IE: Reject the Diet Mentality

Posted by Jennifer Campoli on May 6th, 2010
Filed under intuitive eating | No Comments »

Afternoon friends!

After nearly 4 hours of running around Boston, downtown and Cambridge I am home! One of my biggest complaints about our subway system here in Boston is that there aren't enough lines! It takes way too long to get to certain places compared to other thriving systems such as NYC.

Anywho…enough complaining.

Last night I reread more of Intuitive Eating and decided that today would be the perfect day to discuss the first principle, which I find to be so fitting. So let's get started shall we?

Want to catch up on our IE discussion? Start here. Then here. Then here.

Principle 1: Reject the Diet Mentality

"Throw out the diet books and magazine articles that offer you the false hope of losing weight quickly, easily, and permanently. Get angry at the lie that have led you to feel as if you were a failure every time a new diet stopped working and you gained back all of the weight. If you allow even one small hope to linger that a new and better diet might be lurking around the corner, it will prevent you from being free to rediscover Intuitive Eating."

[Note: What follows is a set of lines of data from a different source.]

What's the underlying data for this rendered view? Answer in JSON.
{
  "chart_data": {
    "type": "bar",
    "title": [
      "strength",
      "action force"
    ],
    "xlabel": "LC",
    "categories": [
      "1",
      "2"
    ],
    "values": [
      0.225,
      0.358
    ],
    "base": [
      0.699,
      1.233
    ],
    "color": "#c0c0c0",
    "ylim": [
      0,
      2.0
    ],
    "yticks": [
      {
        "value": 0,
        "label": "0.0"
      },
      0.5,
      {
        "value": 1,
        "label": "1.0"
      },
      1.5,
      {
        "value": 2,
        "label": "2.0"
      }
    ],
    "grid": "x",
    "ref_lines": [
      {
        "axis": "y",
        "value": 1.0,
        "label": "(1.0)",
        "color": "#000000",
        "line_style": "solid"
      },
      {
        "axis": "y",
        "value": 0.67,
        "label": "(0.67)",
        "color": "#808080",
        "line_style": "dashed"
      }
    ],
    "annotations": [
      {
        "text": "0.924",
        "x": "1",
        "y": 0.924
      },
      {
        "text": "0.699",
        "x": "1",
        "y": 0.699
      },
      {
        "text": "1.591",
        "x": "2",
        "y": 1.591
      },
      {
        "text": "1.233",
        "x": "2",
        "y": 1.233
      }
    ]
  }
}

How does that one sink in for ya?

When I first read this chapter I felt pretty low actually. It hit me like a ton of bricks: I was one of those girls who was always thinking, learning, and reading about diets. I was that girl who on the inside was planning her meals according to the new plan. I was always searching for what to do next. And I was always panicking. What even hurt more was realizing that this all came from the place where I had never accepted myself. Ever. That desire, that need to feel better, thinner, prettier (for whatever reason) is what always led me to think about the next step (or diet or meal or fitness plan).

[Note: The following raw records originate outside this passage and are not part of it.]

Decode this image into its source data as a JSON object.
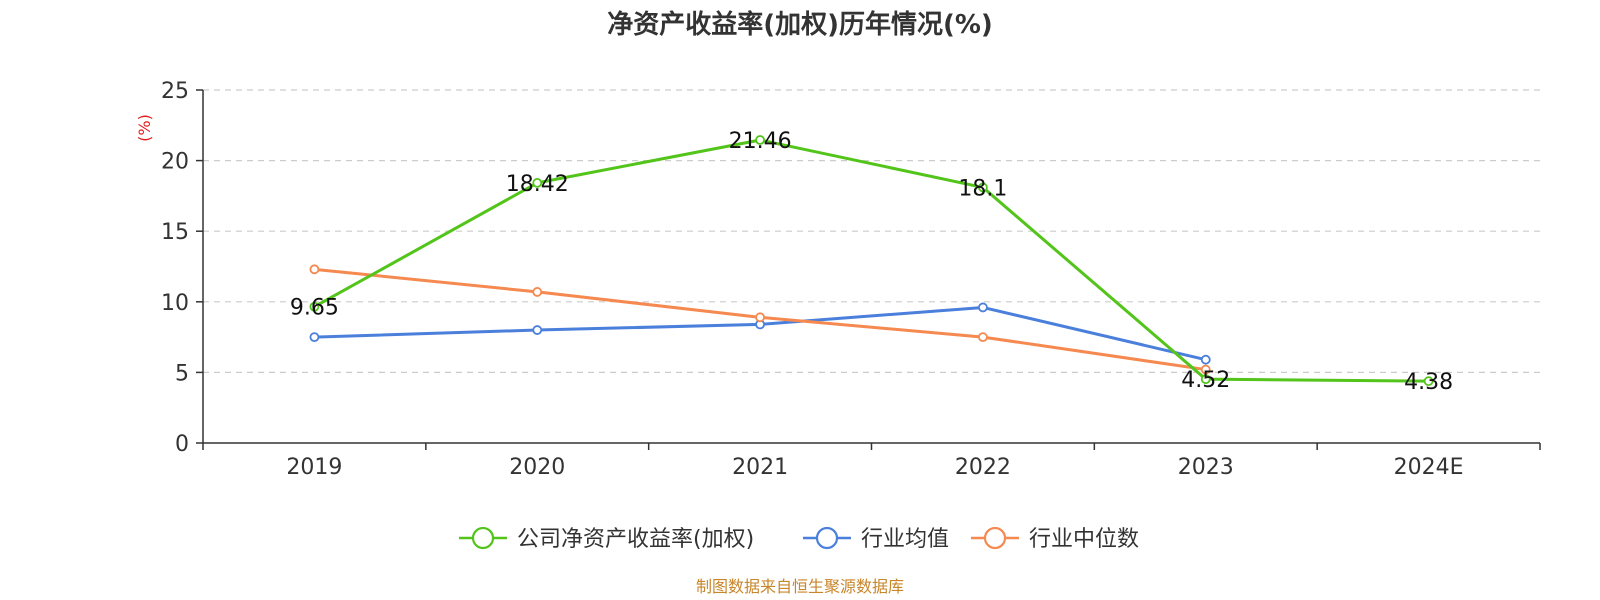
{
  "chart_data": {
    "type": "line",
    "title": "净资产收益率(加权)历年情况(%)",
    "ylabel": "(%)",
    "xlabel": "",
    "categories": [
      "2019",
      "2020",
      "2021",
      "2022",
      "2023",
      "2024E"
    ],
    "ylim": [
      0,
      25
    ],
    "yticks": [
      0,
      5,
      10,
      15,
      20,
      25
    ],
    "grid": true,
    "legend_position": "bottom-center",
    "series": [
      {
        "name": "公司净资产收益率(加权)",
        "color": "#52c41a",
        "values": [
          9.65,
          18.42,
          21.46,
          18.1,
          4.52,
          4.38
        ],
        "labels": [
          "9.65",
          "18.42",
          "21.46",
          "18.1",
          "4.52",
          "4.38"
        ]
      },
      {
        "name": "行业均值",
        "color": "#4a7fdc",
        "values": [
          7.5,
          8.0,
          8.4,
          9.6,
          5.9,
          null
        ]
      },
      {
        "name": "行业中位数",
        "color": "#f5894f",
        "values": [
          12.3,
          10.7,
          8.9,
          7.5,
          5.2,
          null
        ]
      }
    ],
    "ylabel_color": "#e02020",
    "source": "制图数据来自恒生聚源数据库",
    "source_color": "#c8862a"
  }
}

There are so many things that I would love to discuss in this chapter but I'd like to focus on one in particular. It is called the Dieter's Dilemma. Here is the cycle of the dilemma:

Desire to be thin –> Dieting –> Cravings, reduced self control –> Loss of control, over eating –> Regain of lost weight

And this cycle repeats over and over and over again. Therein lies the dilemma. Dieting, restriction, a distorted relationship with food inevitably takes you to the same place.

Me and the dilemma used to be real close. Somedays I would rotate through the entire cycle twice! Wake up, restrict my food, smell french fries, feel frustrated and angry that I can't enjoy french fries, lose control of my "willpower" to not eat, EAT the french fries, overeat for the remainder of the day, gain weight, gain weight. Repeat please!

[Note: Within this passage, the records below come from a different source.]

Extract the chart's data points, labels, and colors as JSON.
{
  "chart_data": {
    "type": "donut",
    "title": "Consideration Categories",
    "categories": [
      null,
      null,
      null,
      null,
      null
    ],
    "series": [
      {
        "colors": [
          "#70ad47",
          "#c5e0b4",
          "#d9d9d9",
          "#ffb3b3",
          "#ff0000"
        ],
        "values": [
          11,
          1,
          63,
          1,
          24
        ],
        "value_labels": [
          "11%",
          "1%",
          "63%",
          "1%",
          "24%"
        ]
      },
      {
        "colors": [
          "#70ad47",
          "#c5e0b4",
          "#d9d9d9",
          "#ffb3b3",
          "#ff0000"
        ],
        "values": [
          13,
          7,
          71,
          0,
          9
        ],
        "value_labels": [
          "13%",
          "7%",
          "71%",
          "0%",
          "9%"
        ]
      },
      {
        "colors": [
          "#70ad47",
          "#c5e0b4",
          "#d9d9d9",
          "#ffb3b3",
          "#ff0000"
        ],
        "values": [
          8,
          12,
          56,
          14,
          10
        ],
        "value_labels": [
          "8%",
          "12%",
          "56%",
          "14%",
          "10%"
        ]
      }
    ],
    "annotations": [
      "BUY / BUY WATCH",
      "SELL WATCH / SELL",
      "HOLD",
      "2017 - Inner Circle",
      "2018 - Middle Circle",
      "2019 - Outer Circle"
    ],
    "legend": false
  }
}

I can still remember all of the anxiety and stress that I would experience on a given day just because I couldn't stop this cycle. I couldn't calm my thoughts. I couldn't take control.

There are 3 steps suggested in rejecting the diet mentality. And the foundation of these steps is recognition and awareness.

1. You must be willing to recognize and acknowledge the damage that dieting causes.

I know we could talk facts and research here about what diets do to your biology and your health but no need for that. Let's be simple here: dieting hurts your body. Restricting your calories hurts your body. Any form of restriction teaches your body only one thing: TO NOT TRUST YOU! Any time you purposely remove foods or restrict calories, fat, carbs or whatever you decide to a level lower than necessary- your body prepares. Your body expects the depletion and it prepares for it. Hello weight gain, plateaus and minimal weight loss!

I claimed to be healthy. I ate what I thought was "well eating." But in actuality, every day I was hurting my body and destroying my health.

2. Awareness of diet mentality and thinking.

Diet thinking can be so subtle can't it? Just about everywhere you go- someone is telling you how to eat, what to eat and why. My day would begin and end with food, what it was made of, what I couldn't eat, when I could eat, what she must eat to stay that thin. I was consumed! I thought I was obedient and full of willpower. Food should have nothing to do with obedience or willpower. Food is care, health, nourishment, fuel. But I didn't experience that until I became aware of my thinking and focused everything on stopping it!

3. Get rid of the diet tools.

I got rid of my scales, tape measurers, diet books, calorie king books, old clothes that I was forever trying to fit into. I cleansed my entire home of diet tools- everything that contributed to the mentality. Oh how incredible did that feel! Finally..no one and NOTHING could tell me whether I was doing well. I was ready to stand on my own two feet and learn how to love this body of mine.

In all honesty, this was not an easy principle to learn and live by. I wasn't ready for it at first because it was such a major over haul in my life! :) BUT…after reading the words in the book many times I knew this was one of the first steps for me to take. I had to close the door in my mind to the world of diets.

The best part of learning this principlet? I demolished that scale of mine. It didn't really resemble a scale when I took it out to the trash. :) How's that for anger release?

Alright friends. How have YOU been affected by diets? Would you say that your mind falls into the dieting mentality or has before? If so…what helped you let go?